In anderen Abschnitten fahren wir ein Snowboard-Wettrennen mit waghalsigen Tricks, düsen mit Wingsuits durch die Luft, lernen von einem Affen-Guru verschiedene Tanzschritte, fliehen vor einer Supernova oder hüpfen als Zähne mit stylisher Zahnpasta-Tolle durch ein Süßigkeitenland, um uns mit einem fiesen Zahnarzt anzulegen. Auch die eingangs erwähnte Spielshow, bei der wir uns zeitlich aufeinander abgestimmt eine Bombe zuwerfen müssen, bevor diese explodiert, ist herrlich schräg und fordert schnelle Absprachen, die sich gerade am geteilten Bildschirm gut umsetzen lassen.

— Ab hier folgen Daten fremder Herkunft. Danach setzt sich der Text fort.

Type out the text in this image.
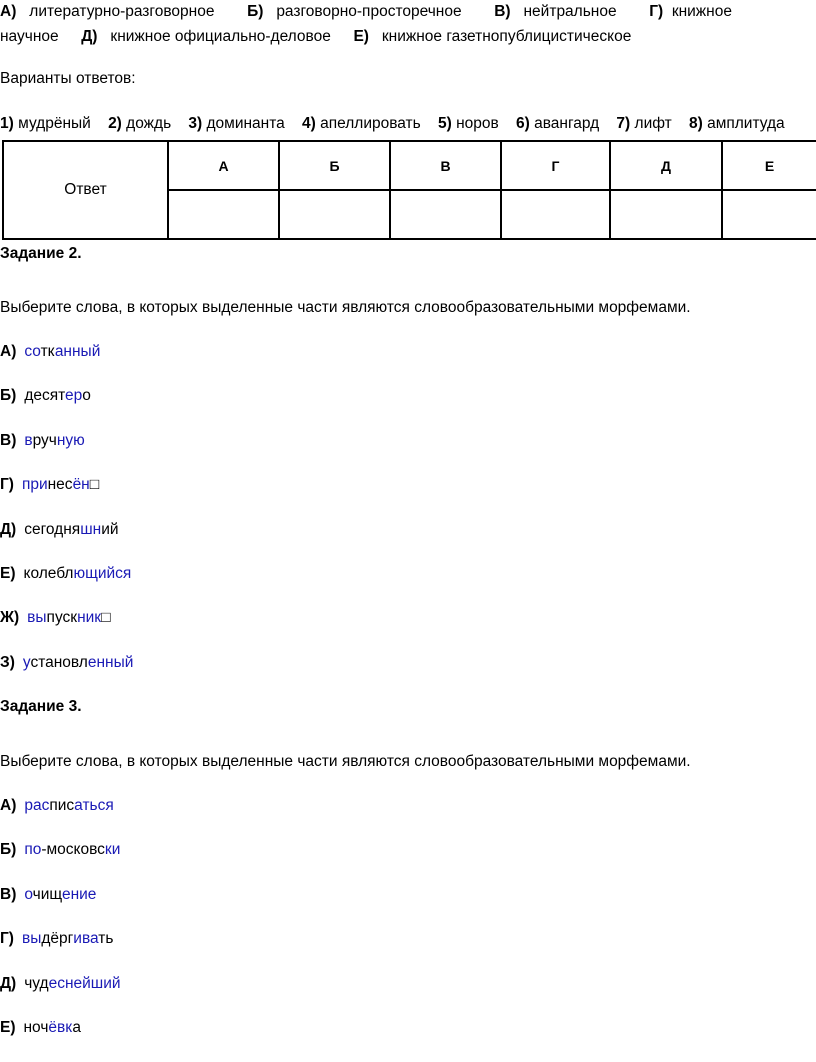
А) литературно-разговорное Б) разговорно-просторечное В) нейтральное Г) книжное
научное Д) книжное официально-деловое Е) книжное газетнопублицистическое
Варианты ответов:
1) мудрёный 2) дождь 3) доминанта 4) апеллировать 5) норов 6) авангард 7) лифт 8) амплитуда
Ответ	А	Б	В	Г	Д	Е

Задание 2.
Выберите слова, в которых выделенные части являются словообразовательными морфемами.
А) сотканный
Б) десятеро
В) вручную
Г) принесён□
Д) сегодняшний
Е) колеблющийся
Ж) выпускник□
З) установленный
Задание 3.
Выберите слова, в которых выделенные части являются словообразовательными морфемами.
А) расписаться
Б) по-московски
В) очищение
Г) выдёргивать
Д) чудеснейший
Е) ночёвка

Split Fiction zieht bei den Nebenmissionen alle Register und kitzelt mit der immensen Ladung Kreativität sämtlichen Willen zum Weiterspielen aus uns heraus. So können wir schon mal ein Auge zudrücken, wenn sich die Rätsel und Aufgaben meist ähneln, weil eben hier ein Schalter betätigt oder dort eine Plattform farblich korrekt beschossen werden möchte. Weniger nachsichtig sind wir bei den Bosskämpfen, die entgegen der It Takes Two-Tradition leider kaum Abwechslung bieten. Insbesondere die Auseinandersetzungen mit den Sci-Fi-Gegnern ähneln sich nicht nur optisch, sondern vor allem auch inhaltlich sehr. Da prasseln in mehreren Phasen identische Angriffsmuster auf uns ein, während wir ausweichen und die obligatorische Schwachstelle am zumeist riesigen Feind suchen, damit wir schlussendlich zusammen zum finalen Schlag ansetzen. Nur selten überrascht uns ­Hazelight mit einem besonderen Finalkampf, weshalb sich diese trotz gelungener Inszenierung als eher ­lästiges Übel erweisen. Aber hey, ein Ehestreit geht noch!

Meinung

Fabiola Günzl meint:Split Fiction” muss sich an It Takes Two messen lassen und verliert leider im direkten Vergleich, denn wir vermissen insbesondere in den Sci-Fi-Levels die Abwechslung und die Frische des Koop-Vorgängers. Zu sehr ähneln sich Mios Abschnitte optisch wie inhaltlich und Gelegenheitsspieler werden sich an einigen Stellen schwertun, bis sie sich mit den Gegebenheiten der jeweiligen Mechanik angefreundet haben. Die fair platzierten Rücksetzpunkte und die Möglichkeit, sich selbst wiederbeleben zu können, wenden zwar manche Ehekrise ab, allerdings können sich Veteranen so auch etwas unterfordert fühlen. Nichtsdestotrotz hat uns Split Fiction immer wieder überrascht und zum Lachen gebracht – insbesondere dann, wenn man die Augen für die vielen liebevollen Details der Spielwelt öffnet. Wir haben zwar auf mehr Rätsel im Teamwork und weniger High-Polish-Action gehofft, hatten zusammen aber erneut einen Mordsspaß!

Wertung

8 Haupt- und 12 Nebenmissionen
Splitscreen- oder Online-Koop möglich
viele kleine Hommagen an andere Spiele
Figuren bleiben oberflächlich
Untertitel benötigen Korrekturen

Herrlich polierter Koop-Kracher, der mit viel Witz und Charme überzeugen kann – die sich wiederholenden Bosse sind somit auch verschmerzbar.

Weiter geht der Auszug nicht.